La vicenda riguarda una coppia bengalese, 40 anni lui e 29 lei, ora divorziata. La donna, con il supporto del nuovo compagno, un militare della Guardia di Finanza, aveva denunciato episodi di maltrattamenti che a suo dire aveva subito durante gli anni della convivenza. Una testimonianza che non era stata ritenuta attendibile tanto che, già il pubblico ministero del processo di primo grado, aveva chiesto l’assoluzione.

Impianto culturale

In quegli atti, però, il magistrato faceva riferimento all’impianto culturale della famiglia: «i contegni di compressione delle libertà morali e materiali della parte offesa da parte dell’odierno imputato – scrisse il pm – sono il frutto dell’impianto culturale e non della sua coscienza e volontà di annichilire e svilire la coniuge per conseguire la supremazia sulla medesima, atteso che la disparità tra l’uomo e la donna è un portato della sua cultura che la medesima parte offesa aveva persino accettato in origine». Frasi che suscitarono accese polemiche e che portarono il caso al centro di un’attenzione mediatica a livello nazionale prima che ci fosse la sentenza. In primo grado l’uomo era stato assolto con formula piena. Perché il fatto non sussiste.

Secondo grado

La donna, costituita parte civile, aveva impugnato la sentenza e la corte d’Appello aveva chiesto di sentire nuovamente sia lei che il suo nuovo compagno. Nell’udienza i due erano stati ascoltati e avevano raccontato quanto avevano già messo in denuncia. Fatti e circostanze che, anche secondo i giudici di secondo grado, non sussistono e che anzi meritano un approfondimento le dichiarazioni della donna che potrebbero configurare il reato di falsa testimonianza.

L’ex marito della donna, assolto con formula piena in primo e in secondo grado, è stato difeso dall’avvocato Gabriella Pezzotta che ha commentato la sentenza: «In questo processo, tutti gli operatori di giustizia hanno svolto correttamente e scrupolosamente il loro ruolo, anche con l’obiettivo di evitare condanne fondate su pregiudizi. A garanzia delle donne che effettivamente subiscono violenza, ma anche a garanzia degli uomini che subiscono un processo da innocenti». L’avvocato ha infatti ribadito che «sì, può anche essere che una donna bengalese accusi falsamente il marito di reati gravissimi».

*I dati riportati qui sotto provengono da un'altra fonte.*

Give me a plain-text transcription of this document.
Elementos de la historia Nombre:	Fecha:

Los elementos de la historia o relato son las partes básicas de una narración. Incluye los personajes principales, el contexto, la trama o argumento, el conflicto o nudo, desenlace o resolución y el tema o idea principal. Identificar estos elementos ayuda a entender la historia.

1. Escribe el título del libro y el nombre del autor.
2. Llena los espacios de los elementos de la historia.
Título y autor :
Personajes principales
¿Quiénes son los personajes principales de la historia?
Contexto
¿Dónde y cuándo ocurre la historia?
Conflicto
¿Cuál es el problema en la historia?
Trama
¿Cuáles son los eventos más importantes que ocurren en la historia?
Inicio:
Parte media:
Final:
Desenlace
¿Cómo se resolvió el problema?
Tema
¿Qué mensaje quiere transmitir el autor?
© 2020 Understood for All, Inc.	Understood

La vicenda infatti aveva avuto una ampia risonanza mediatica e, secondo l’avvocato Pezzotta «La prima vittima della giustizia mediatica è la presunzione di innocenza. La signora ha inteso rivolgersi ai giornali e alle televisioni, partecipando a trasmissioni televisive mentre il processo era ancora in corso. In tal modo, si è sottratta al corretto contraddittorio, impedendo al marito la possibilità di difesa in queste sedi».